It was hot yesterday–serious, in-the-upper-80’s hot. Not normal for suburban New Jersey in mid-April. I haven’t put the winter coats away that we were wearing last week. I can’t keep up with the weather, and can’t sort my kids’ drawers and closets: after all, tomorrow may bring either a blizzard or a typhoon. So clothing for every temperature is easily within reach of each of my kids’ grasps. (Fine, not the baby’s.)
My younger son, R, came dancing downstairs to breakfast in shorts and a t-shirt.
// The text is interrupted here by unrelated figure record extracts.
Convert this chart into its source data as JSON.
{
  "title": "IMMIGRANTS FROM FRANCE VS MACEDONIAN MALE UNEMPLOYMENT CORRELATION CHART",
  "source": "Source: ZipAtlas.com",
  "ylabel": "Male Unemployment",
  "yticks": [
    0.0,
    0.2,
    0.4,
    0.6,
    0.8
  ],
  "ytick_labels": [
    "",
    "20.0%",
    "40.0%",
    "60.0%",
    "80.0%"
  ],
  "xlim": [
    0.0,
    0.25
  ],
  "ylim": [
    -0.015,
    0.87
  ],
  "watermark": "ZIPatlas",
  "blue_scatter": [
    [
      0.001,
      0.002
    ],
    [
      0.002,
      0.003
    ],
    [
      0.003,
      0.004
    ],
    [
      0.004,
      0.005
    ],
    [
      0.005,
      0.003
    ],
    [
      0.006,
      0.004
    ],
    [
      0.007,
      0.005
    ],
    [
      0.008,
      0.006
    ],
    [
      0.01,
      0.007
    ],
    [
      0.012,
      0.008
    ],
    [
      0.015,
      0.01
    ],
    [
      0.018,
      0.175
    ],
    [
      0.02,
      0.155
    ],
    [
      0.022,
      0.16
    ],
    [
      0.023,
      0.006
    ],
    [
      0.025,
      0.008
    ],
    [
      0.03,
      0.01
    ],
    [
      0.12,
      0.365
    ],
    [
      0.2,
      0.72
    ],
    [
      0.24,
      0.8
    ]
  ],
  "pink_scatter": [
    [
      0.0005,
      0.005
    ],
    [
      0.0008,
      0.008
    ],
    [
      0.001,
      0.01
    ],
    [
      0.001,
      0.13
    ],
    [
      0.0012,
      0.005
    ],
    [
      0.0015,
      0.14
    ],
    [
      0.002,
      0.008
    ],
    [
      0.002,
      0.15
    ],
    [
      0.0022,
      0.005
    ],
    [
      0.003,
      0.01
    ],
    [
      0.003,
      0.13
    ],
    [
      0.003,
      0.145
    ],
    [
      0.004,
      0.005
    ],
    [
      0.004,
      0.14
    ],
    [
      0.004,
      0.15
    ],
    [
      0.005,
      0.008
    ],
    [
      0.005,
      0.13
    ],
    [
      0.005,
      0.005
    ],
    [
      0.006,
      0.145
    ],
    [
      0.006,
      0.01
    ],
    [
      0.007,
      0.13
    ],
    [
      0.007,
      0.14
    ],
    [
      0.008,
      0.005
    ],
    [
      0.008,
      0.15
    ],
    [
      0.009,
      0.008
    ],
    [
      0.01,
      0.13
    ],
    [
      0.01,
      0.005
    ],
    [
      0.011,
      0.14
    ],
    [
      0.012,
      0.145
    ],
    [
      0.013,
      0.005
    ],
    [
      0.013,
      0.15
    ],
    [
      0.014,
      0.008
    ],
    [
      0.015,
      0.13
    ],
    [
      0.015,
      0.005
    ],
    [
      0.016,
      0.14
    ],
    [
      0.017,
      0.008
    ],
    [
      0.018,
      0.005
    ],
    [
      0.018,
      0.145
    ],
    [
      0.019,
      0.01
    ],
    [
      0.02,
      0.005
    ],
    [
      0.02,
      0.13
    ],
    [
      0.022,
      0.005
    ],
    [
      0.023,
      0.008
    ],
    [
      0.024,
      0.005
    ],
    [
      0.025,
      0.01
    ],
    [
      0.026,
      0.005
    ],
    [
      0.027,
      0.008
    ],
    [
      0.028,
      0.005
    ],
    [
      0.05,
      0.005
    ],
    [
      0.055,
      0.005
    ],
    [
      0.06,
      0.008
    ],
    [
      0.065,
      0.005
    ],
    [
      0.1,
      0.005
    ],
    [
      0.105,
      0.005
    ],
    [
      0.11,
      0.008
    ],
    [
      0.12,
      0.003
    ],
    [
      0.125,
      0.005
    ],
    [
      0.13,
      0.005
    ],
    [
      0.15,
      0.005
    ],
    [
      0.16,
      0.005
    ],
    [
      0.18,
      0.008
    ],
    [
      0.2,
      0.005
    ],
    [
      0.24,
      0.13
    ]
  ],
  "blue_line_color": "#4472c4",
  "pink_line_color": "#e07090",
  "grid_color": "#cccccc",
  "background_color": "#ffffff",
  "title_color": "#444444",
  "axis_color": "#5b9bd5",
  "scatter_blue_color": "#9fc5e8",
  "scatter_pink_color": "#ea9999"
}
My older one, Z, came down more slowly in a t-shirt and jeans.
“Hey, you might want to change into shorts,” I said over my shoulder as I made coffee. “It’s going to be really hot today.”
“Nah,” Z said. “I like jeans.”
“I like them too, but today’s going to be almost 90 degrees,” I said. “I think school’s going to be pretty warm and you might be uncomfortable.”
“I’ll be okay,” he said. Taking a sip of milk, he put down his glass. “Besides, there’s another reason I don’t want to wear shorts.”
My mom radar perked up. “Why, what’s up?”
“There’s this kid in my class,” Z said, naming names, which I am too good a person to do here. “And he always compares my legs to his legs. And he says that his legs are much skinnier than my legs.”
This kid has made cracks about Z’s physical appearance before. And you know that moment when a teakettle is full of boiling water and the lid rattles as the steam shakes it? That is sort of what is happening to my eyelids right now as I take a deep sip of coffee. I swallow, breathe in, and will myself not to get into my car, drive over to that other kid’s house, drive right into his kitchen, grab him by the back of his neck, march him over to the toilet, pick up the lid and…
Okay. Enough about my fantasy life.
I pull out the chair across from Z and sit down. “Well, we’ve already established that [that kid] is kind of a jerk, right?”
“Right,” Z says matter-of-factly.
“Doesn’t he get sent to the principal’s office practically every day?” I ask. Z nods.
“And it’s not because the principal likes him and wants to hang out with him,” I add. Z laughs.
I take another deep breath subtly. “Okay,” I tell him. “Your body is fine. [That jackass] is a skinnier kid than you, fine–but that’s just how his body is built. His mom is probably skinnier than I am, too.”
“Yeah, she is,” he agrees, a little too quickly for my taste, but whatever.
“But it’s not a big deal,” I say. “It’s basically only a big deal if you LET him make it into a big deal and let him make you feel bad.
“Anyone who compares himself to you is doing that because he doesn’t feel confident enough in himself. “ Blank look from Z. “In other words, if you feel good about yourself, you don’t ever HAVE to feel like you want to see how you look compared to someone else. Because when you feel good about who you are, you know that comparing yourself to someone else is a waste of time and energy.”
“You know you’re great in art,” I continue. Z nods. “So do you ever compare your art to other people?” I ask.
“No,” he says, after thinking. “I just do my best so I can be happy with what I do.”
“Exactly–because you are confident in yourself, so you don’t try to judge yourself compared to other people,” I say. “How he looks has nothing to do with how you look. And who he is has nothing to do with who you are.”
Z nods, smiles, and goes back to breakfast.
But that last part, I know, isn’t really true. After all, no matter how good my kid is, I will never be able to shield him from jerks like you-know-who. Jerks exist all through life, at every age, and they say crap to make you feel bad. That’s basically the jerk job description. Hell, I know plenty of people as an adult who view jerkhood as their personal career.
They’re at the gym, looking my body up and down and internally comparing it with theirs. They’re on Facebook, responding to posts with an undue amount of acrimony or snideness. And when you’re a mom, they’re in the judging eyes and mouths of other moms, who watch what you do and look you up and down and pass judgment on you as a parent and a person.
But the moral is still the same for us adults as it is for kids, and it’s just important for us to remember it. If those jerky people were really happy with themselves, they wouldn’t be so busy comparing themselves to you.